Died: 26 April 1920 in Kumbakonam, Tamil Nadu state, India

Achievements: Ramanujan independently discovered results of Gauss, Kummer and others on hypergeometric series. Ramanujan's own work on partial sums and products of hypergeometric series have led to major development in the topic. His most famous work was on the number p(n) of partitions of an integer n into summands.

Srinivasa Ramanujan was a mathematician par excellence. He is widely believed to be the greatest mathematician of the 20th Century. Srinivasa Ramanujan made significant contribution to the analytical theory of numbers and worked on elliptic functions, continued fractions, and infinite series.

Srinivasa Aiyangar Ramanujan was born on December 22, 1887 in Erode, Tamil Nadu. His father worked in Kumbakonam as a clerk in a cloth merchant's shop. At the of five Ramanujan went to primary school in Kumbakonam. In 1898 at age 10, he entered the Town High School in Kumbakonam. At the age of eleven he was lent books on advanced trigonometry written by S. L. Loney by two lodgers at his home who studied at the Government college. He mastered them by the age of thirteen. Ramanujan was a bright student, winning academic prizes in high school.

At age of 16 his life took a decisive turn after he obtained a book titled" A Synopsis of Elementary Results in Pure and Applied Mathematics". The book was simply a compilation of thousands of mathematical results, most set down with little or no indication of proof. The book generated Ramanujan's interest in mathematics and he worked through the book's results and beyond. By 1904 Ramanujan had begun to undertake deep research. He investigated the series (1/n) and calculated Euler's constant to 15 decimal places. He began to study the Bernoulli numbers, although this was entirely his own independent discovery. He was given a scholarship to the Government College in Kumbakonam which he entered in 1904. But he neglected his other subjects at the cost of mathematics and failed in college examination. He dropped out of the college.

Ramanujan lived off the charity of friends, filling notebooks with mathematical discoveries and seeking patrons to support his work. In 1906 Ramanujan went to Madras where he entered Pachaiyappa's College. His aim was to pass the First Arts examination which would allow him to be admitted to the University of Madras. Continuing his mathematical work Ramanujan studied continued fractions and divergent series in 1908. At this stage he became seriously ill again and underwent an operation in April 1909 after which he took him some considerable time to recover.

On 14 July 1909 Ramanujan marry a ten year old girl S Janaki Ammal. During this period Ramanujan had his first paper published, a 17-page work on Bernoulli numbers that appeared in 1911 in the Journal of the Indian Mathematical Society. In 191,1 Ramanujan approached the founder of the Indian Mathematical Society for advice on a job. He got the job of clerk at the Madras Port Trust with the help of Indian mathematician Ramachandra Rao.

The professor of civil engineering at the Madras Engineering College C L T Griffith was interested in Ramanujan's abilities and, having been educated at University College London, knew the professor of mathematics there, namely M J M Hill.
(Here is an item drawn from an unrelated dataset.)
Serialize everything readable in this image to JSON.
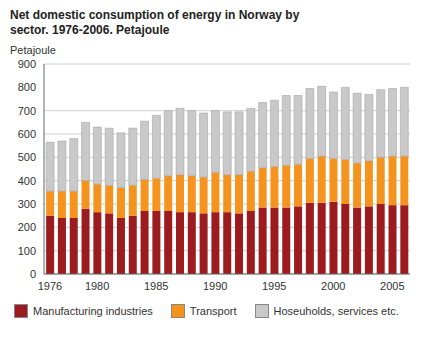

He wrote to Hill on 12 November 1912 sending some of Ramanujan's work and a copy of his 1911 paper on Bernoulli numbers. Hill replied in a fairly encouraging way but showed that he had failed to understand Ramanujan's results on divergent series. In January 1913 Ramanujan wrote to G H Hardy having seen a copy of his 1910 book Orders of infinity. Hardy, together with Littlewood, studied the long list of unproved theorems which Ramanujan enclosed with his letter. Hardy wrote back to Ramanujan and evinced interest in his work.

University of Madras gave Ramanujan a scholarship in May 1913 for two years and, in 1914, Hardy brought Ramanujan to Trinity College, Cambridge, to begin an extraordinary collaboration. Right from the start Ramanujan's collaboration with Hardy led to important results. In a joint paper with Hardy, Ramanujan gave an asymptotic formula for p(n). It had the remarkable property that it appeared to give the correct value of p(n), and this was later proved by Rademacher.

Ramanujan had problems settling in London. He was an orthodox Brahmin and right from the beginning he had problems with his diet. The outbreak of World War I made obtaining special items of food harder and it was not long before Ramanujan had health problems.

On 16 March 1916 Ramanujan graduated from Cambridge with a Bachelor of Science by Research. He had been allowed to enrol in June 1914 despite not having the proper qualifications. Ramanujan's dissertation was on Highly composite numbers and consisted of seven of his papers published in England.

Ramanujan fell seriously ill in 1917 and his doctors feared that he would die. He did improve a little by September but spent most of his time in various nursing homes. On February 18, 1918 Ramanujan was elected a fellow of the Cambridge Philosophical Society and later he was also elected as a fellow of the Royal Society of London. By the end of November 1918 Ramanujan's health had greatly improved.

Ramanujan sailed to India on 27 February 1919 arriving on 13 March. However his health was very poor and, despite medical treatment, he died on April 6, 1920.